Niet-blijvende beplantingen op een graf die in een verwaarloosde staat verkeren kunnen door de beheerder worden verwijderd zonder dat aanspraak kan worden gemaakt op schadevergoeding. Losse bloemen, planten, kransen en dergelijke kunnen, wanneer zij verwelkt zijn, door de beheerder worden verwijderd. Linten, siervazen en dergelijke voorwerpen worden gedurende twaalf weken ter beschikking gehouden van de rechthebbende indien deze daartoe tevoren een mondelinge of schriftelijke aanvraag heeft ingediend bij de beheerder.
Artikel 17 Verwijdering grafbedekking
Het voornemen tot verwijdering van de grafbedekking wordt gedurende tenminste een jaar voorafgaande aan het tijdstip waarop de grafbedekking zal worden verwijderd op een op het te ruimen graf te plaatsen bordje door burgemeester en wethouders bekend gemaakt, tenzij het adres van de rechthebbende bij burgemeester en wethouders bekend is. In dat geval maken zij aan hem uiterlijk een jaar voor het genoemde tijdstip per brief hun voornemen bekend.
Op grond van een daartoe door de rechthebbende bij burgemeester en wethouders ingediende aanvraag, blijft de grafbedekking na verwijdering nog gedurende twaalf weken ter beschikking van degene aan wie een vergunning als bedoeld in artikel 15 was verleend. De aanvraag kan worden ingediend gedurende de in het tweede lid genoemde termijn.

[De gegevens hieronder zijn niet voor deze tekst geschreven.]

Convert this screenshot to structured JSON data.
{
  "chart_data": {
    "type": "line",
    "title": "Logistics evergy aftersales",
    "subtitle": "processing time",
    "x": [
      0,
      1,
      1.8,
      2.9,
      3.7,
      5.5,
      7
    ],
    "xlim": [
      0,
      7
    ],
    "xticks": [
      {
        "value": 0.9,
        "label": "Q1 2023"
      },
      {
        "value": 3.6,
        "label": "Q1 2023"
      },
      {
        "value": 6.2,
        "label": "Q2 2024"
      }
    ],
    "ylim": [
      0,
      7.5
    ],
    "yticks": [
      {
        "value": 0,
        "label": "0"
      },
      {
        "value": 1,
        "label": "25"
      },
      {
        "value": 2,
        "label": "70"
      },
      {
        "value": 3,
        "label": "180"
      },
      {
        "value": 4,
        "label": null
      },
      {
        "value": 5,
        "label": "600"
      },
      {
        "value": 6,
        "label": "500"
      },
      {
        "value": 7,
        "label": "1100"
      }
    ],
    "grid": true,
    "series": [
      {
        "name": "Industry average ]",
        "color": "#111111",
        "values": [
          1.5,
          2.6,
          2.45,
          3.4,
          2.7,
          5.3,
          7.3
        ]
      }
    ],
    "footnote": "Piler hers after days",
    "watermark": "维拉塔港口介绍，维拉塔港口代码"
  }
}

Artikel 18 Onderhoud door rechthebbende
Indien de rechthebbende nalaat de grafbedekking behoorlijk te onderhouden of te herstellen kunnen burgemeester en wethouders de hiervoor in aanmerkingen komende voorwerpen of zonodig de gehele grafbedekking doen verwijderen. Het verwijderde blijft gedurende twaalf weken ter beschikking van de rechthebbende en vervalt daarna aan de gemeente, zonder dat deze tot enige vergoeding verplicht is.
De verwijdering vindt niet plaats dan nadat de rechthebbende behoorlijk per brief is opgeroepen om te worden ingelicht over de toestand van de grafbedekking. De oproeping geschiedt door mededeling op het mededelingenbord op de begraafplaats als het adres van de rechthebbende niet bekend is. Bij het graf wordt een verwijzing naar de mededeling aangebracht.
HOOFDSTUK 6 RUIMING VAN GRAVEN
Artikel 20 Ruiming van overblijfselen
Het voornemen van burgemeester en wethouders om een graf te ruimen wordt gedurende tenminste een jaar voorafgaande aan het tijdstip waarop het graf geruimd zal worden op een bij het te ruimen graf te plaatsen bordje ter kennis gebracht, tenzij het adres van de rechthebbende op het graf aan hen bekend is. In dat geval maken zij hem uiterlijk een jaar voor het genoemde tijdstip per brief hun voornemen bekend.
De rechten en verplichting tot eigen graven die voortvloeien uit de ingevolge artikel 26, lid 2, ingetrokken verordening, worden geacht ingevolge deze verordening te zijn ontstaan.
Hij die handelt in strijd met artikel 3, derde lid of 4, eerste lid of 4, tweede lid of 4, derde lid of 4, vierde lid, wordt gestraft met een geldboete van de eerste categorie.